St. Patrick, Patron Saint of Ireland

As a teenager, Patrick's home was somewhere along the western coast of Britain at a time when it was a colony of the Roman empire. He called himself both a Briton and a Roman. At age sixteen, he and a number of his father,s slaves were captured by Irish raiders and sold as slaves in Ireland. Patrick was made to work as a shepherd. Living out in the open, the young boy suffered from hunger and cold. Later he would write: "I was chastened exceedingly and humbled every day in hunger and nakedness." Whereas he had previously been somewhat indifferent in his faith, now he would spend his long hours among the flocks reciting endlessly the prayers he had learned as a child from his mother. His captivity had occasioned a spiritual conversion.

After six years, Patrick escaped and made his way back to France. He was convinced that both his sufferings and his escape had taken place for some divine purpose. He became a priest and then a bishop with the memory of his experience in Ireland haunting him. But rather than seeking revenge for the wrong that he had received at the hands of the Irish, he was drawn by a sense of compassion.

In a number of dreams he saw the Irish people looking to him for help. He heard their voices: "We beseech thee to come and walk once more among us.", He understood this to be an invitation to come and share his Catholic faith with them.

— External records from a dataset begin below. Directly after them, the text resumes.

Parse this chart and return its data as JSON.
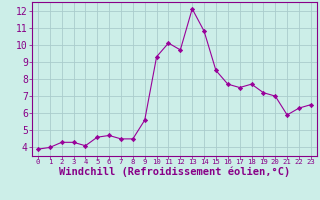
{
  "x": [
    0,
    1,
    2,
    3,
    4,
    5,
    6,
    7,
    8,
    9,
    10,
    11,
    12,
    13,
    14,
    15,
    16,
    17,
    18,
    19,
    20,
    21,
    22,
    23
  ],
  "y": [
    3.9,
    4.0,
    4.3,
    4.3,
    4.1,
    4.6,
    4.7,
    4.5,
    4.5,
    5.6,
    9.3,
    10.1,
    9.7,
    12.1,
    10.8,
    8.5,
    7.7,
    7.5,
    7.7,
    7.2,
    7.0,
    5.9,
    6.3,
    6.5
  ],
  "line_color": "#990099",
  "marker": "D",
  "marker_size": 2.2,
  "bg_color": "#cceee8",
  "grid_color": "#aacccc",
  "xlabel": "Windchill (Refroidissement éolien,°C)",
  "xlabel_color": "#880088",
  "xlim": [
    -0.5,
    23.5
  ],
  "ylim": [
    3.5,
    12.5
  ],
  "xticks": [
    0,
    1,
    2,
    3,
    4,
    5,
    6,
    7,
    8,
    9,
    10,
    11,
    12,
    13,
    14,
    15,
    16,
    17,
    18,
    19,
    20,
    21,
    22,
    23
  ],
  "yticks": [
    4,
    5,
    6,
    7,
    8,
    9,
    10,
    11,
    12
  ],
  "tick_color": "#880088",
  "xlabel_fontsize": 7.5,
  "tick_fontsize": 7
}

He returned to Ireland in 432.

Patrick's thirty years as a wandering bishop in Ireland are wrapped in legend, but the scope of his achievements is a matter of historical record. He was a man of deep faith, who embraced a life of prayer and penitential practices. Through his preaching and example the Irish people were drawn to share his faith in Jesus Christ. He baptized tens of thousands and ordained hundred of priests. He set up a network of churches and founded several monasteries throughout the country, continually urging his people to greater holiness. Eventually Patrick's Ireland became the source of many missionaries who, following his example, went to other lands to spread the Christian faith.

St. Patrick's return to his oppressors to call them to peaceful acceptance of the gospel is an example of compassion and reconciliation that stands in contrast with the attitude of vengeance that so troubles the world today. He is the patron saint of Ireland and all those who seek peace.